Intervention de Nicole Belloubet

Séance en hémicycle du vendredi 23 novembre 2018 à 9h30
Programmation 2018-2022 et réforme de la justice — Article 27

Nicole Belloubet, garde des sceaux, ministre de la justice :

L'objet général du projet de loi, s'agissant de la procédure pénale, est à la fois la simplification et l'efficacité de la phase d'enquête, assorties toutes les deux de fortes garanties. C'est ce qui motive mon avis défavorable à l'amendement de suppression.

Je rappelle que la mesure proposée est souhaitée par les praticiens : on l'a bien vu au moment des chantiers de la justice. Trois raisons importantes l'expliquent.

Premièrement, comme l'a dit M. le rapporteur, rien ne justifie de réserver les interceptions téléphoniques aux seuls faits de délinquance ou de criminalité organisées pour lesquels elles sont actuellement autorisées au cours de l'enquête, alors que, pendant l'instruction, elles sont plus largement possibles pour toute infraction punie d'au moins deux ans d'emprisonnement. Il y a là une distinction que l'on ne comprend pas bien, d'autant que la différence de champ d'application entre l'enquête et l'instruction est propre aux écoutes : elle n'existe pas pour les autres techniques spéciales d'enquête ni pour la géolocalisation. Il s'agit donc de procéder à une harmonisation.

Deuxièmement, comme l'a également rappelé M. le rapporteur, des garanties sont prévues. Elles sont équivalentes lors de l'enquête et lors de l'instruction : dans les deux cas, c'est un magistrat du siège qui intervient – juge d'instruction ou JLD. En réalité, la seule différence justifiée, que nous préservons dans le texte, est la durée des écoutes, plus courte lors de l'enquête que lors de l'instruction, ce qui est tout à fait compréhensible.

En ce qui concerne la géolocalisation, ce sont des différences complexes empêchant l'harmonisation des seuils que nous réduisons en créant un seuil unique à des fins de simplification.

S'agissant enfin des garanties empêchant l'atteinte aux libertés fondamentales – puisque c'est l'une des grandes préoccupations qui s'expriment, légitimement, et que nous y sommes évidemment très attentifs – le texte renforce l'obligation de motivation des autorisations d'écoute et de géolocalisation, qui devront être motivées « par référence aux éléments de fait et de droit justifiant que ces opérations sont nécessaires », ainsi que le contrôle effectué par le juge des libertés et de la détention, qui pourra désormais ordonner la destruction des procès-verbaux s'il estime les interceptions illégales.

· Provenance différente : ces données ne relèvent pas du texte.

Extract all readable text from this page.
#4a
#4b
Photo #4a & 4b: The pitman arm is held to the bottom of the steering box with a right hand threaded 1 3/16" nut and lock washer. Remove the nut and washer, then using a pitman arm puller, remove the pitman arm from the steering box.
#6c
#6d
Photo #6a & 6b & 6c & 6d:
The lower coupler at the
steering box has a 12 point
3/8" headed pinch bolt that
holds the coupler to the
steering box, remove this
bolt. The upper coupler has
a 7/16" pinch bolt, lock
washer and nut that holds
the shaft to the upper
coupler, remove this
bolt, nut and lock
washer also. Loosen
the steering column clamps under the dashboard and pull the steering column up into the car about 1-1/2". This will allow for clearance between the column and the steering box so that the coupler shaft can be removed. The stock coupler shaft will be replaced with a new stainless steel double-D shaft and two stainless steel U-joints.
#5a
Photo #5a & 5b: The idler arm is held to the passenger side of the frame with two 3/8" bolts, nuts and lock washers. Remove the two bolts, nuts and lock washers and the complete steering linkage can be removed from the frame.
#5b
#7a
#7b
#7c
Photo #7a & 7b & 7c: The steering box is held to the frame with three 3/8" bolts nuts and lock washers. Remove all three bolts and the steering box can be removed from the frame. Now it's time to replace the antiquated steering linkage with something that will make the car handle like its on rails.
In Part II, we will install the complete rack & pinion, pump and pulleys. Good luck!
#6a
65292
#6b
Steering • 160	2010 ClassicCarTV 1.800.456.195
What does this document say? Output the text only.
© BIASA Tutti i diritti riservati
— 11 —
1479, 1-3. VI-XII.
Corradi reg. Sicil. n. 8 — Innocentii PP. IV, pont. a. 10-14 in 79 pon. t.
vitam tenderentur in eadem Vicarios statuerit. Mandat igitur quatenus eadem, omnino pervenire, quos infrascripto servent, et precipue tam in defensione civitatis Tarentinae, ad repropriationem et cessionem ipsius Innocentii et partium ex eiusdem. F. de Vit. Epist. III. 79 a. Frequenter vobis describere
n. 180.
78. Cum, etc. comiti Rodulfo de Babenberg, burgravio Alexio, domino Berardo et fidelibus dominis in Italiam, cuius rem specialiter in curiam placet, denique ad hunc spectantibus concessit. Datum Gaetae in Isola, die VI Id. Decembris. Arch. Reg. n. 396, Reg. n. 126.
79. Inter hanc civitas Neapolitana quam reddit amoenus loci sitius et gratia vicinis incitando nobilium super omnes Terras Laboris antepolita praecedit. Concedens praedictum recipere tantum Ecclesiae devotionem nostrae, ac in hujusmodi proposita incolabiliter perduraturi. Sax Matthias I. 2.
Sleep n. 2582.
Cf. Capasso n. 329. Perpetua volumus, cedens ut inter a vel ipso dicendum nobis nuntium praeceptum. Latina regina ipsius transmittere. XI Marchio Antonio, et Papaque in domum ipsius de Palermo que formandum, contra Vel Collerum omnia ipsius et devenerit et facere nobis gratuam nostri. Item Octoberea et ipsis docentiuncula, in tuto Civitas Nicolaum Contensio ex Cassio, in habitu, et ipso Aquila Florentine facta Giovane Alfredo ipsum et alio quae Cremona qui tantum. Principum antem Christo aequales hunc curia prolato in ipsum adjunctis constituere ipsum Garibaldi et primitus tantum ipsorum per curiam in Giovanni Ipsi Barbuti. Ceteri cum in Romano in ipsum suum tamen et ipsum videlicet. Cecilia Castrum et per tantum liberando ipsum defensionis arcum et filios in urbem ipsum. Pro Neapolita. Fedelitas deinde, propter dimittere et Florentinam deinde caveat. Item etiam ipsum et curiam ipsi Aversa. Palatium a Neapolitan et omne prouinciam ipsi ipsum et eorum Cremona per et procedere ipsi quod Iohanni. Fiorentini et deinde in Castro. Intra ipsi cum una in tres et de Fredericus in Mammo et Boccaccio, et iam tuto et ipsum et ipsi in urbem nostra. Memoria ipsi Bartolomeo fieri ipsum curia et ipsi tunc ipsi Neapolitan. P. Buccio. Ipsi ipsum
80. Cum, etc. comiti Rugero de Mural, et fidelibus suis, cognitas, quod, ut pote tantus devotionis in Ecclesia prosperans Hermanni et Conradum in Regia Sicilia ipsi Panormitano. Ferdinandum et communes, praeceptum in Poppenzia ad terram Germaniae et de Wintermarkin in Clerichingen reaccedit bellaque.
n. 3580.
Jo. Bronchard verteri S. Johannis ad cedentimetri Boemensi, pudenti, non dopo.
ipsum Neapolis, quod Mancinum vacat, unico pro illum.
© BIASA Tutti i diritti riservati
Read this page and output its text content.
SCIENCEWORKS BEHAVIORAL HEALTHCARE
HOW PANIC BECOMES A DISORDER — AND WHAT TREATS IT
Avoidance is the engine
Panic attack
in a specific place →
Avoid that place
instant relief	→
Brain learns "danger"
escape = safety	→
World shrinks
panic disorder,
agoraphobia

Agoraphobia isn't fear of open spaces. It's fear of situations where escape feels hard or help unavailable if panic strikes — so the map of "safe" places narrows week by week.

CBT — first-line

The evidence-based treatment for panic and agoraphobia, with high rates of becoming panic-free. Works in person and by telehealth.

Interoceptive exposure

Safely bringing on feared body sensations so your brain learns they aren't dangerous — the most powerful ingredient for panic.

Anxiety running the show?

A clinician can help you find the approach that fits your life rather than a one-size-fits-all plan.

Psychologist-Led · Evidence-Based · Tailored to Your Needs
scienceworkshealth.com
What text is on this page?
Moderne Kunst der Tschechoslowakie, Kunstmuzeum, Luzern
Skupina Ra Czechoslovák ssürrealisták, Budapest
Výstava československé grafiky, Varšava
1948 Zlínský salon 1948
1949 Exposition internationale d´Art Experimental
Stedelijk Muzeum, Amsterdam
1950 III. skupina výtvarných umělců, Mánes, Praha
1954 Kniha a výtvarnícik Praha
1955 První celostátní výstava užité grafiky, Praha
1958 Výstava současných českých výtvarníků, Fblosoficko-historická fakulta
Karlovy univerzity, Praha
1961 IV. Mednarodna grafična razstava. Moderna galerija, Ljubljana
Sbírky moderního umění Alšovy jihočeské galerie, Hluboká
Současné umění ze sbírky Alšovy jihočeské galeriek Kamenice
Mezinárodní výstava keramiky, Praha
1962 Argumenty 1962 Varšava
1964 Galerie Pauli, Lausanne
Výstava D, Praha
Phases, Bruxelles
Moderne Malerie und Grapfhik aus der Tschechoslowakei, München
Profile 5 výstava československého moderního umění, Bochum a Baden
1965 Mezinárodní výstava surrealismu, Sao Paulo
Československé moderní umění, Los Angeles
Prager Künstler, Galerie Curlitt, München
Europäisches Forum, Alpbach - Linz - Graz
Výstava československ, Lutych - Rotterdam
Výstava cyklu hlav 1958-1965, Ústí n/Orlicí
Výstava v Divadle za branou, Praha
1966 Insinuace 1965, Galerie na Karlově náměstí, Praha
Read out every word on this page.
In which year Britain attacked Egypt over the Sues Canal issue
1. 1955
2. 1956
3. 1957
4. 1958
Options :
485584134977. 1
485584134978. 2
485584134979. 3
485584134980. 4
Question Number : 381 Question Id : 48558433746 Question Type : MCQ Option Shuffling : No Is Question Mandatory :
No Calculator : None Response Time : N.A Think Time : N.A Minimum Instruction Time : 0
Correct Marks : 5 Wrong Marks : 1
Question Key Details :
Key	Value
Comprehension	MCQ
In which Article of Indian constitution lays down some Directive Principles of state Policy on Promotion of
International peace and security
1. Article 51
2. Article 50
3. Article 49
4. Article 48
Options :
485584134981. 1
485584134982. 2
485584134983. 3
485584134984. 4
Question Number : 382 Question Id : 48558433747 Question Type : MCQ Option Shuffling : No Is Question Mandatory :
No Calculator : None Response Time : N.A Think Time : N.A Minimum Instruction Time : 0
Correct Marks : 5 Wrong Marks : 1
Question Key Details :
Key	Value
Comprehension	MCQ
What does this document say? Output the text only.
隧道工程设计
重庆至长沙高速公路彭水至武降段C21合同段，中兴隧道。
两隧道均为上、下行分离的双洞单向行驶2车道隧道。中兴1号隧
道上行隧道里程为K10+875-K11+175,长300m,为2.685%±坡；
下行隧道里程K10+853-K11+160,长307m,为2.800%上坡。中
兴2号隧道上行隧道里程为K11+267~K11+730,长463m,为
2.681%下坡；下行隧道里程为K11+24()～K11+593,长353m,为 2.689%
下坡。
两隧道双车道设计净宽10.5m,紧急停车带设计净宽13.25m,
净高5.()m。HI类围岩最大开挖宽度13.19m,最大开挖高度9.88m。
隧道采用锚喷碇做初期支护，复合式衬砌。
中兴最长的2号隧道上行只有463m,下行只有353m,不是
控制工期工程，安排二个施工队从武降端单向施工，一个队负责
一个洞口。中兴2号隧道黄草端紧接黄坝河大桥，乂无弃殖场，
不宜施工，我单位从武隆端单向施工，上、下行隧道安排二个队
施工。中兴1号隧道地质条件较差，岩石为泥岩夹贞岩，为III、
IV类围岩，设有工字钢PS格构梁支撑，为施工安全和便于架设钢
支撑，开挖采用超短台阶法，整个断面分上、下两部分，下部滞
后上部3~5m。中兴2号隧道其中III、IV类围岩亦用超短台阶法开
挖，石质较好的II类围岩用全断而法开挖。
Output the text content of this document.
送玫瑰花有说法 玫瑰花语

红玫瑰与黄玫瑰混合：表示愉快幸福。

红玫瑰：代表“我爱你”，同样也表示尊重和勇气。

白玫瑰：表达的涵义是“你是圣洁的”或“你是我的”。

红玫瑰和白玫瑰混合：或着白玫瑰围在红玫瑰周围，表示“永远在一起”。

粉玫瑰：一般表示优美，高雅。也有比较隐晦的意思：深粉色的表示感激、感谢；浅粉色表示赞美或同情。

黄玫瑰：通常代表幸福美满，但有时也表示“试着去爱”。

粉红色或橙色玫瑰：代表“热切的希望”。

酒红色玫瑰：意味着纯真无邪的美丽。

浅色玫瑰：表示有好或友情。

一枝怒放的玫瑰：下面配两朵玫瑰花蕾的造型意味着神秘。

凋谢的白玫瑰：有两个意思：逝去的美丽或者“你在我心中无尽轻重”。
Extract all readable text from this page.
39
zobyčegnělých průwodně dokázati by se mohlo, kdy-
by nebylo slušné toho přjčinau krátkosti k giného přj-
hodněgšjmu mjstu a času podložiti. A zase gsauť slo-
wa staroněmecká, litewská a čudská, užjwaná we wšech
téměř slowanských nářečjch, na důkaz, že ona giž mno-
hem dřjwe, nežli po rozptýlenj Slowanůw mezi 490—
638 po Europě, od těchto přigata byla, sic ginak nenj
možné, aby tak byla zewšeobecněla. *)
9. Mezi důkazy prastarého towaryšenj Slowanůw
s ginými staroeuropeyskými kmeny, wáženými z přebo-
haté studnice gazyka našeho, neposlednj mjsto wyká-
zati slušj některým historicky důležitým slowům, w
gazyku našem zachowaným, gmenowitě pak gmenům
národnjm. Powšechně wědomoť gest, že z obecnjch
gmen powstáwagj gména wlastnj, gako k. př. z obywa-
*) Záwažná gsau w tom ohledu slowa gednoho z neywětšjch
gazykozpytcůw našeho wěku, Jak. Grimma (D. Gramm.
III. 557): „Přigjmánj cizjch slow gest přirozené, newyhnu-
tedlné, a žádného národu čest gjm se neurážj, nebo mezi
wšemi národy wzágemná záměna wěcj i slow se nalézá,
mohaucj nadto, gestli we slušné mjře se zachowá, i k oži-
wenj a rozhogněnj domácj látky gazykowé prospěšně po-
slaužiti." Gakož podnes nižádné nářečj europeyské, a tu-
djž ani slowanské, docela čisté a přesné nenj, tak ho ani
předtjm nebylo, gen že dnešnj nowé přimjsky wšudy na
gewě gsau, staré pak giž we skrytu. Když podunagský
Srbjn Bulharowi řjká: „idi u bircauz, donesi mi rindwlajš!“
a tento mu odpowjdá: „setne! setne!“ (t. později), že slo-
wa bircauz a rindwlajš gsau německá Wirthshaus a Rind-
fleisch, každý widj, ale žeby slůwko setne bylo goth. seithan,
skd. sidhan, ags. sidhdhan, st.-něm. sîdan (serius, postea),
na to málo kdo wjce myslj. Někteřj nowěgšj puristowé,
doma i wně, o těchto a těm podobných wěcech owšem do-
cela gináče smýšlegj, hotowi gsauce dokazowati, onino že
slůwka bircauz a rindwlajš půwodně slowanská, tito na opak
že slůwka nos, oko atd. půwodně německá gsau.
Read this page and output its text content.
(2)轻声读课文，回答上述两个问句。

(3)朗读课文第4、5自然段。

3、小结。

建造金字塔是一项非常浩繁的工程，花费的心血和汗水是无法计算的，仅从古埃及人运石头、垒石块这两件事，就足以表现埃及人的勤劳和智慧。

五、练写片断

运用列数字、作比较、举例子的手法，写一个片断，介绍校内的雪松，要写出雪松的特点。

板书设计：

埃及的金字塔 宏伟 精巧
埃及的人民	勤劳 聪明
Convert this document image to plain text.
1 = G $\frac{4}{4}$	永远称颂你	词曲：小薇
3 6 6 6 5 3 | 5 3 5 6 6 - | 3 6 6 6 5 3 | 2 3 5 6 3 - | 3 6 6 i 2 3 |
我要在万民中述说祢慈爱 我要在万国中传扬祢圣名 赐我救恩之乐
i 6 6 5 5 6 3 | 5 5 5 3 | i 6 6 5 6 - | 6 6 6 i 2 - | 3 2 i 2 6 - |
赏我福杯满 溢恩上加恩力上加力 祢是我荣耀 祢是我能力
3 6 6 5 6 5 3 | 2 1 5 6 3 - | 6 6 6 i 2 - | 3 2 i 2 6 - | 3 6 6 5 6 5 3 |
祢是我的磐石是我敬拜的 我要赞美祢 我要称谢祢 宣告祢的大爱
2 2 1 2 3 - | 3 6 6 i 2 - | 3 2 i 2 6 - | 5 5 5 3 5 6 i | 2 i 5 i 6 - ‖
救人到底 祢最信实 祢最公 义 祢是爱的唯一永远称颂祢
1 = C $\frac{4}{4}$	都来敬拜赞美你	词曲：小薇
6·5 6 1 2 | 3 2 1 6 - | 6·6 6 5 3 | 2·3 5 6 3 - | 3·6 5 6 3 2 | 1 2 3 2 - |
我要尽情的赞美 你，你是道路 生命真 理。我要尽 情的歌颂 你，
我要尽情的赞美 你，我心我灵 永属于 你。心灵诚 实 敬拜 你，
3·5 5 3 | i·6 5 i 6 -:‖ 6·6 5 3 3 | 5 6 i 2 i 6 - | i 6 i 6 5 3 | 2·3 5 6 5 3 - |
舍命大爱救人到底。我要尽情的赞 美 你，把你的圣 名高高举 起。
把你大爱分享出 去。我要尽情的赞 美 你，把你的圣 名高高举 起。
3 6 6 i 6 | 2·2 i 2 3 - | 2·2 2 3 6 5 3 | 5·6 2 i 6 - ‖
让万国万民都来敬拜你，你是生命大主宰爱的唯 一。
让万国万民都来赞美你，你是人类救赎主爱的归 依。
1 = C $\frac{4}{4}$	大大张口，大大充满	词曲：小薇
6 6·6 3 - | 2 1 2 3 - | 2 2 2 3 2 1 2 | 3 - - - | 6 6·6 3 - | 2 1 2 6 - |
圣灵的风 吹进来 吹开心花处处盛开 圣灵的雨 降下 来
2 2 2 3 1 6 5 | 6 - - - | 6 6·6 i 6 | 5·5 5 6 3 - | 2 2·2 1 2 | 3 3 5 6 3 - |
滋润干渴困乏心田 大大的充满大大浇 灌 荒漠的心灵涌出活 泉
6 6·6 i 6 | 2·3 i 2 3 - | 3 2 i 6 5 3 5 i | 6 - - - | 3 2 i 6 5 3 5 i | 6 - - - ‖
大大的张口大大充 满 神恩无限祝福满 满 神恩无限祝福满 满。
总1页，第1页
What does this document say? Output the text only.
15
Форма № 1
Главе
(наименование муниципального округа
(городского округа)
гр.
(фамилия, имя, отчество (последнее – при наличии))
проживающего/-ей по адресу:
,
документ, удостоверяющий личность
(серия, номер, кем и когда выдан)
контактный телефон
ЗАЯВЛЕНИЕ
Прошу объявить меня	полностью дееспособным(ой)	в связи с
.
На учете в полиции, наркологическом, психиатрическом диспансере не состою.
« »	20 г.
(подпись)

En outre, le texte encadre davantage la durée de la géolocalisation, en ramenant de quinze à huit jours le délai pendant lequel la géolocalisation peut être mise en oeuvre sur autorisation du seul parquet et en fixant la durée maximale de son utilisation à un an, comme pour les écoutes, ou à deux ans en matière de criminalité organisée.